Für Braga und seine Kolleginnen und Kollegen passt das nicht zusammen. Sie wollen den Automatismus in diesem Jahr aussetzen und dafür das Gesetz sowie die Verfassung ändern. Dadurch würden auch die Landesfinanzen in diesem Jahr entlastet. „Es kann von Einsparungen von knapp über einer Million Euro ausgegangen werden“, so Braga auf Anfrage dieser Zeitung.
Die Landtagspräsidentin unterrichtete zuletzt im Mai vergangenen Jahres darüber, dass sich die Grundentschädigung der Abgeordneten rückwirkend zum 1. Januar 2021 um 59,77 Euro auf 6036,72 Euro brutto im Monat erhöht wird. Die Neuberechnung orientiert sich an der allgemeinen Einkommens- und der Preisentwicklung.
Der Vorstoß in Sachen Abgeordnetendiäten ist nicht neu.
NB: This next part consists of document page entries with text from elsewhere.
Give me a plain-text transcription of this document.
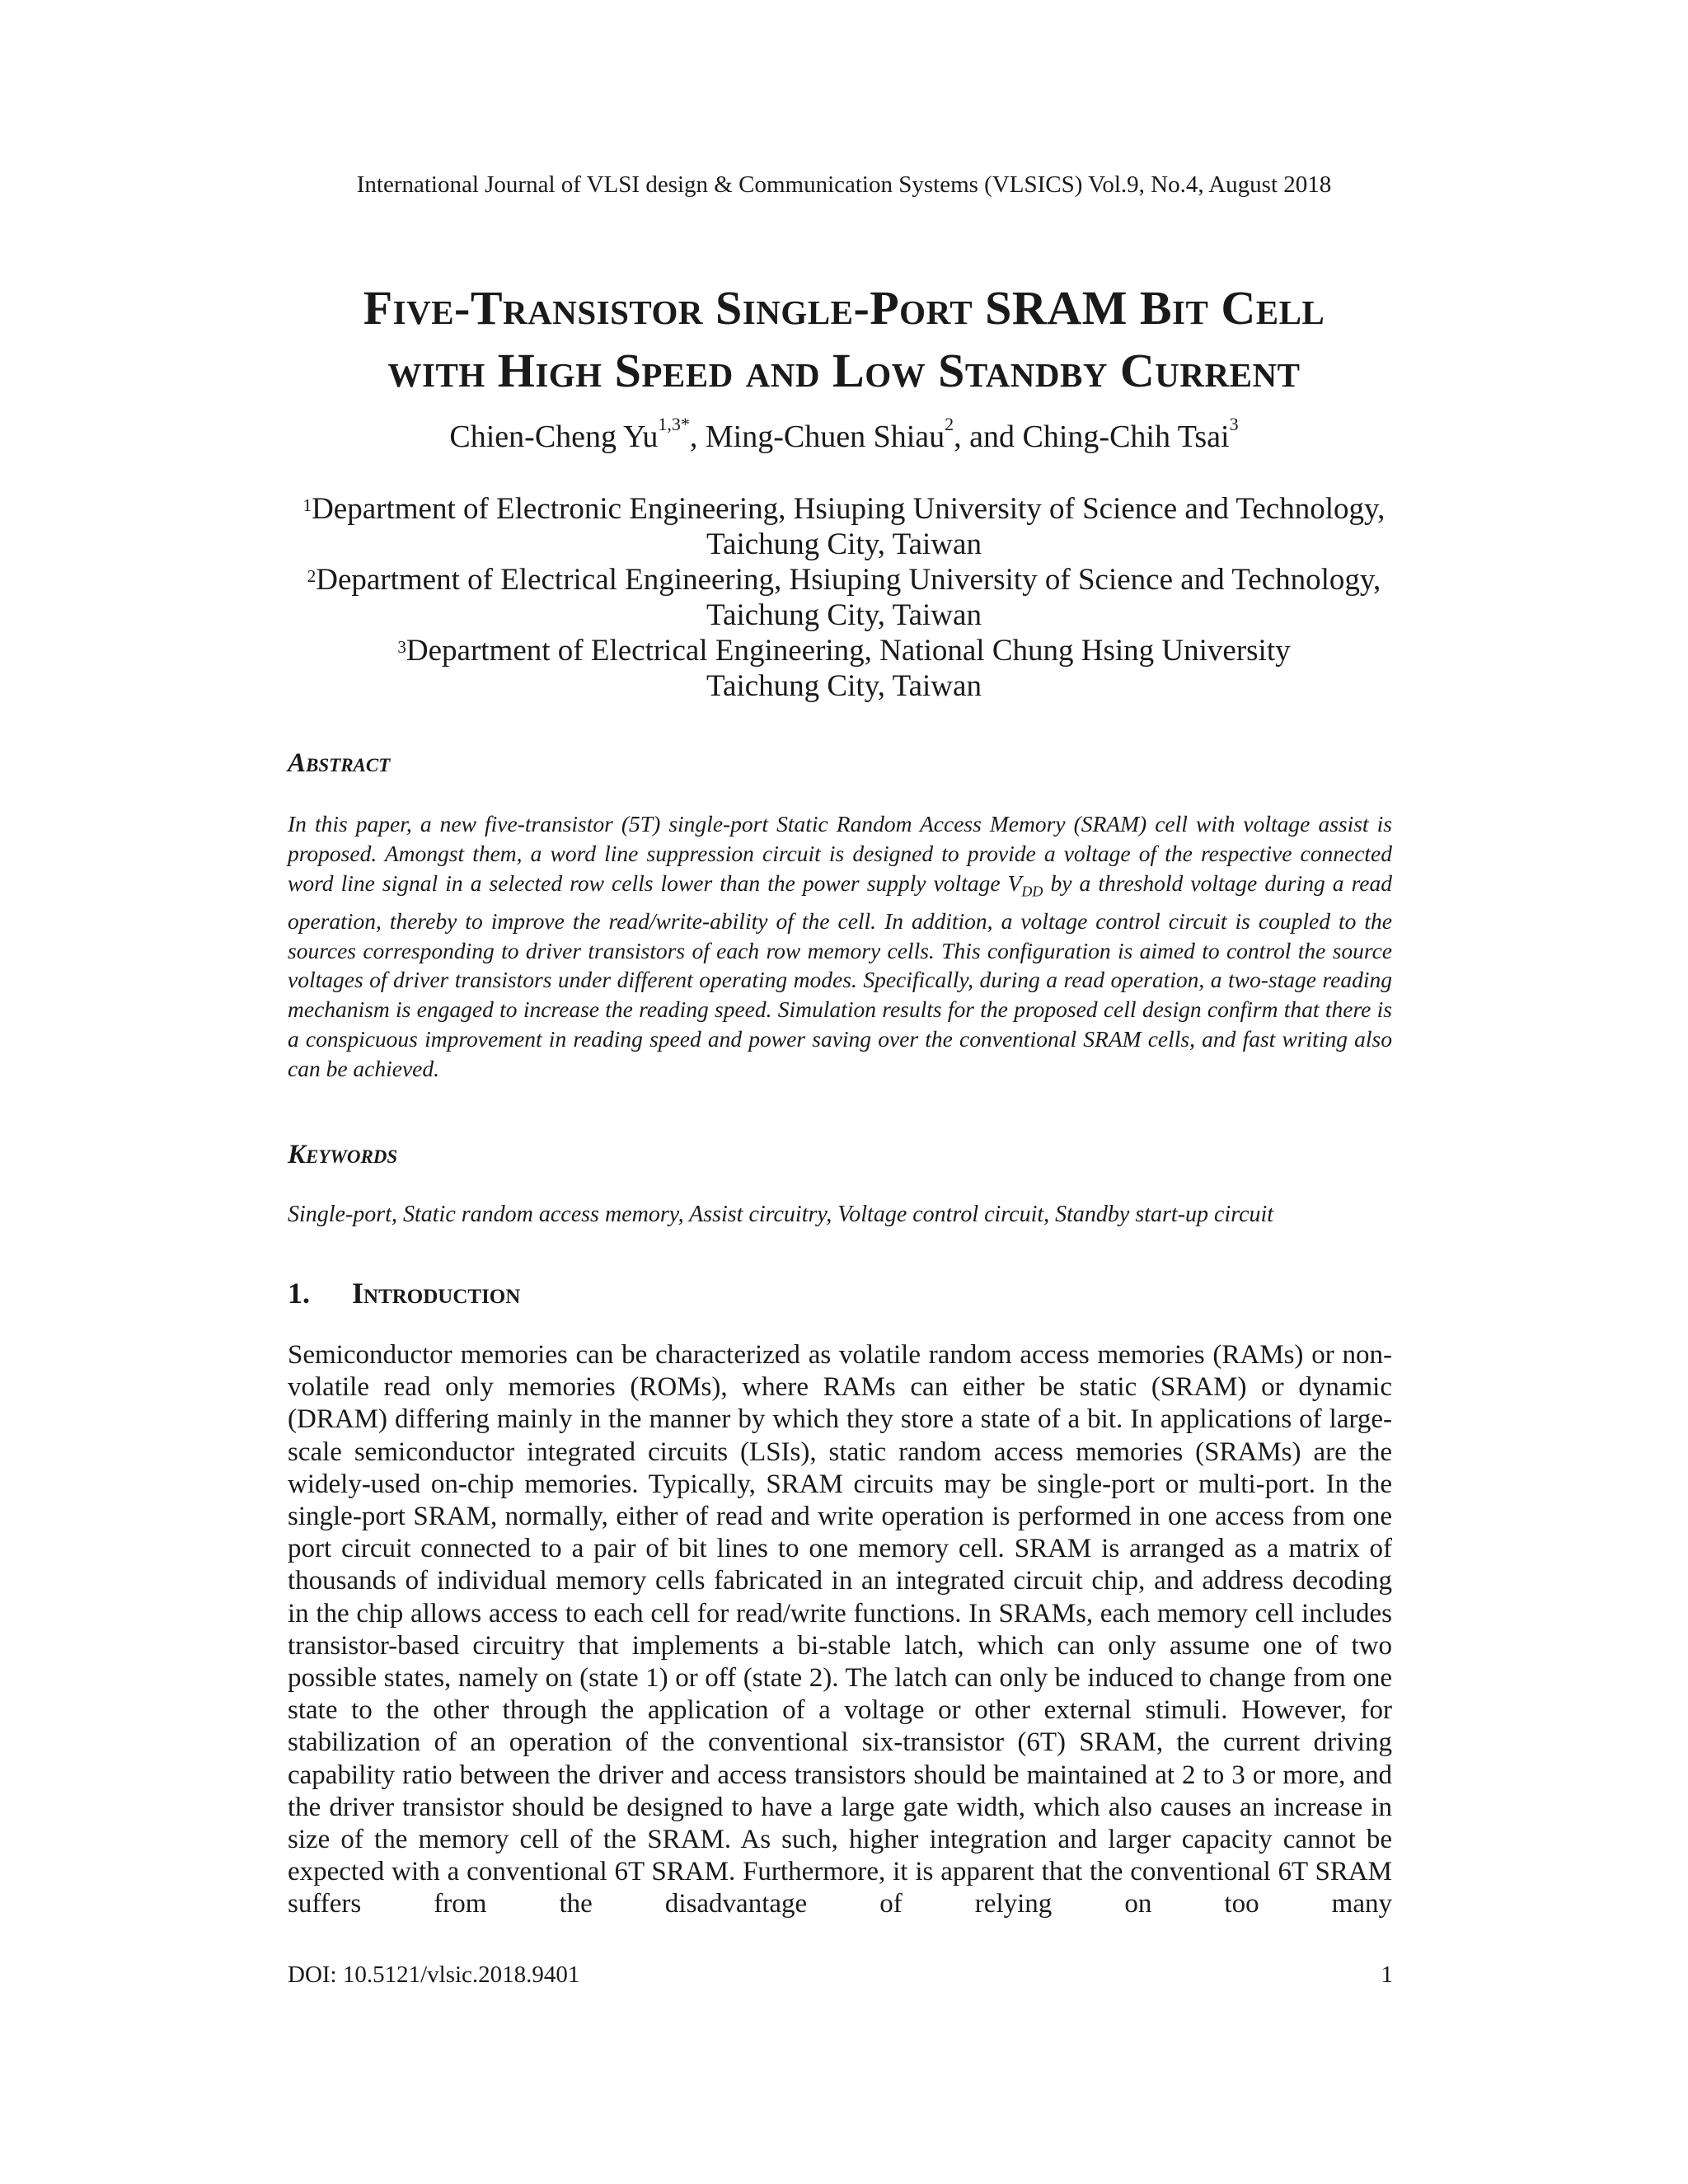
International Journal of VLSI design & Communication Systems (VLSICS) Vol.9, No.4, August 2018
Five-Transistor Single-Port SRAM Bit Cell
with High Speed and Low Standby Current
Chien-Cheng $Yu^{1,3*}$, Ming-Chuen Shiau$^2$, and Ching-Chih Tsai$^3$
$^1$Department of Electronic Engineering, Hsiuping University of Science and Technology,
Taichung City, Taiwan
$^2$Department of Electrical Engineering, Hsiuping University of Science and Technology,
Taichung City, Taiwan
$^3$Department of Electrical Engineering, National Chung Hsing University
Taichung City, Taiwan
Abstract

In this paper, a new five-transistor (5T) single-port Static Random Access Memory (SRAM) cell with voltage assist is proposed. Amongst them, a word line suppression circuit is designed to provide a voltage of the respective connected word line signal in a selected row cells lower than the power supply voltage $V_{DD}$ by a threshold voltage during a read operation, thereby to improve the read/write-ability of the cell. In addition, a voltage control circuit is coupled to the sources corresponding to driver transistors of each row memory cells. This configuration is aimed to control the source voltages of driver transistors under different operating modes. Specifically, during a read operation, a two-stage reading mechanism is engaged to increase the reading speed. Simulation results for the proposed cell design confirm that there is a conspicuous improvement in reading speed and power saving over the conventional SRAM cells, and fast writing also can be achieved.

Keywords
Single-port, Static random access memory, Assist circuitry, Voltage control circuit, Standby start-up circuit
1. Introduction

Semiconductor memories can be characterized as volatile random access memories (RAMs) or non-volatile read only memories (ROMs), where RAMs can either be static (SRAM) or dynamic (DRAM) differing mainly in the manner by which they store a state of a bit. In applications of large-scale semiconductor integrated circuits (LSIs), static random access memories (SRAMs) are the widely-used on-chip memories. Typically, SRAM circuits may be single-port or multi-port. In the single-port SRAM, normally, either of read and write operation is performed in one access from one port circuit connected to a pair of bit lines to one memory cell. SRAM is arranged as a matrix of thousands of individual memory cells fabricated in an integrated circuit chip, and address decoding in the chip allows access to each cell for read/write functions. In SRAMs, each memory cell includes transistor-based circuitry that implements a bi-stable latch, which can only assume one of two possible states, namely on (state 1) or off (state 2). The latch can only be induced to change from one state to the other through the application of a voltage or other external stimuli. However, for stabilization of an operation of the conventional six-transistor (6T) SRAM, the current driving capability ratio between the driver and access transistors should be maintained at 2 to 3 or more, and the driver transistor should be designed to have a large gate width, which also causes an increase in size of the memory cell of the SRAM. As such, higher integration and larger capacity cannot be expected with a conventional 6T SRAM. Furthermore, it is apparent that the conventional 6T SRAM suffers from the disadvantage of relying on too many

DOI: 10.5121/vlsic.2018.9401	1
Seit langem wollen auch die rot-rot-grünen Minderheitskoalitionäre grundlegend etwas daran ändern. Vor fünf Jahren bereits sollte eine Expertenkommission ihre Arbeit aufnehmen. Doch außer Ankündigungen ist wenig passiert. In dieser Woche steht das Gremium zumindest wieder auf der Landtagstagesordnung.
Auch deshalb werden die AfDAnträge im Landtag keine Chance haben. Der Gesetzentwurf sei „eine populistische Mogelpackung“,
sagt die Linke-Abgeordnete Anja Müller. Unter anderem weil der Stichtag für die Entstehung des Anpassungsanspruches auf den 1. Januar des jeweiligen Jahres falle. Der Anspruch für 2022 sei also schon entstanden. Rückwirkend eingreifen könne man nicht.
SPD-Fraktionsvize Lutz Liebscher verweist auf die Reformkommission, die sich mit allen Bereichen des Abgeordnetenrechts beschäftigen solle. Dazu gehörten auch Zulagen wie etwa das doppelte Gehalt für Fraktionsvorsitzende und die bisherige Altersversorgung.
„Wir werben seit Jahren für eine grundsätzliche Änderung des Thüringer Abgeordnetengesetzes und für eine andere Systematik“, sagt
Grünen-Fraktionschefin Astrid Rothe-Beinlich. Ziel bleibe, dass auch Abgeordnete wie Arbeitnehmer ganz regulär in die sozialen Sicherungssysteme einzahlen und somit zur Stärkung des Solidarsystems beitragen. Die AfD betreibe „bloße Schaufensterpolitik“.
Für den Parlamentarischen Geschäftsführer der CDU-Fraktion, Andreas Bühl, hat sich die derzeitige Regelung „als angemessen erwiesen“.
Auch wenn das Indexmodell Schwächen habe. „Die bestehende Regelung hat den Vorteil, dass Abgeordnete keinen Einfluss auf die Höhe der Vergütung haben – und das begrüßen wir“, teilt die FDPGruppe mit.